- Directed by: Danny Roth
- Written by: Elliot Phear Joel Solomon Tyler McGee Danny Roth
- Produced by: Robert E. Baruc Chris Cowels Stan Erdreich Chris Fenton Jason Koren Kevin McCafferty Tyler McGee Michael Parness Elana Pianko Danny Roth Greg Weiss
- Edited by: Rob Krauss John Quinn
- Production companies: Sychophant Films Casting House Full Glass Films Shoot Productions
- Release date: September 9, 2008;
- Country: United States
- Language: English

= Foreign Exchange (2008 film) =

Foreign Exchange is a 2008 American independent film directed by Danny Roth.

==Production==
The film's screenplay was by Joel Solomon and Elliott Phear.

==Plot==
Four high school friends decide to take all easy classes their last year of high school. One of their classes is a program for housing foreign exchange students.

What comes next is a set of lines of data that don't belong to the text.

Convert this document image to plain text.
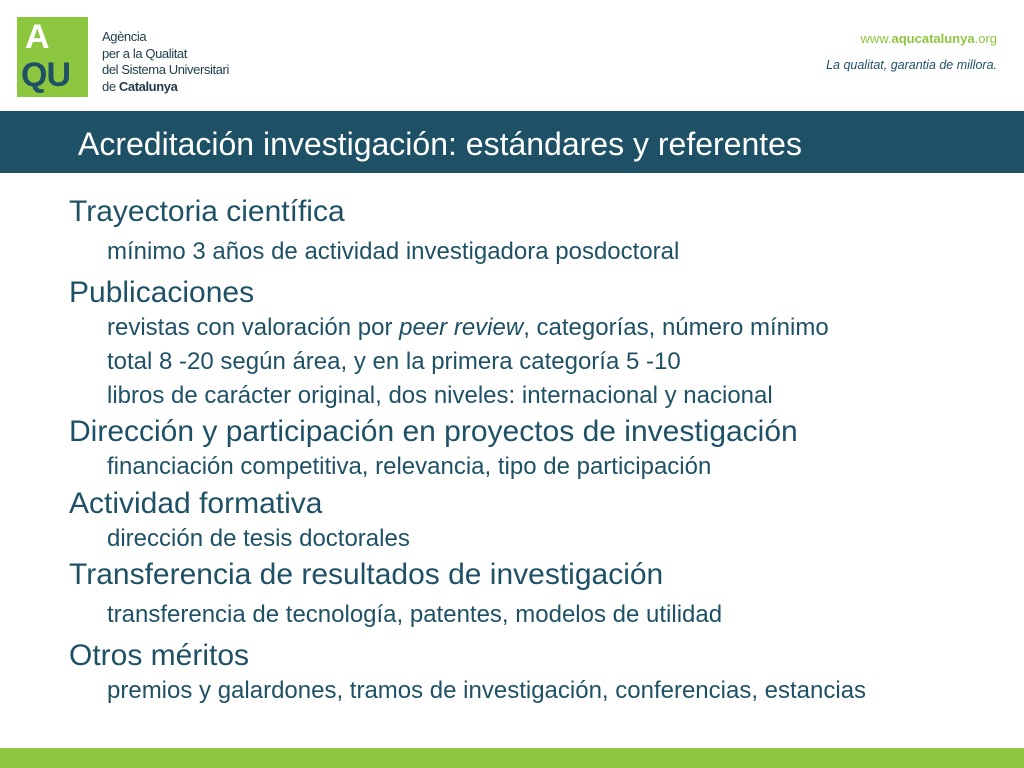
A
QU
Agència
per a la Qualitat
del Sistema Universitari
de Catalunya
www.aqucatalunya.org
La qualitat, garantia de millora.
Acreditación investigación: estándares y referentes
Trayectoria científica
mínimo 3 años de actividad investigadora posdoctoral
Publicaciones
revistas con valoración por peer review, categorías, número mínimo
total 8 -20 según área, y en la primera categoría 5 -10
libros de carácter original, dos niveles: internacional y nacional
Dirección y participación en proyectos de investigación
financiación competitiva, relevancia, tipo de participación
Actividad formativa
dirección de tesis doctorales
Transferencia de resultados de investigación
transferencia de tecnología, patentes, modelos de utilidad
Otros méritos
premios y galardones, tramos de investigación, conferencias, estancias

The four students are having troubles with grades, aspirations and love and are helped out by the foreign exchange students that they were supposed to be helping out.

==Cast==
- Ryan Pinkston ..... Dave
- Vanessa Lengies ..... Robyn
- Randy Wayne ..... Jay Noble
- Tania Raymonde ..... Anita Duarte
- Daniel Booko ..... Gordon "Shantz" Lally
- Aaron Hill ..... Christopher Hunter
- Jennifer Coolidge ..... Principal Lonnatini
- Ashley Edner ..... Jez
- Jessika Van ..... Mia Ho
- Curtis Armstrong ..... Marvin
- Clint Howard ..... Long Larry

==Production==
The film was shot in Los Angeles, California.

==Home media==
Foreign Exchange was released om DVD by FilmRise.

==Reception==
Don Houston of DVD Talk wrote in his review: "could go into great detail about the specific elements of the movie but aside from pointing out there was a pool party, various hijinks relating to school, drug use, and a camping expedition, none of them worth your time considering how many funny movies are available at this writing."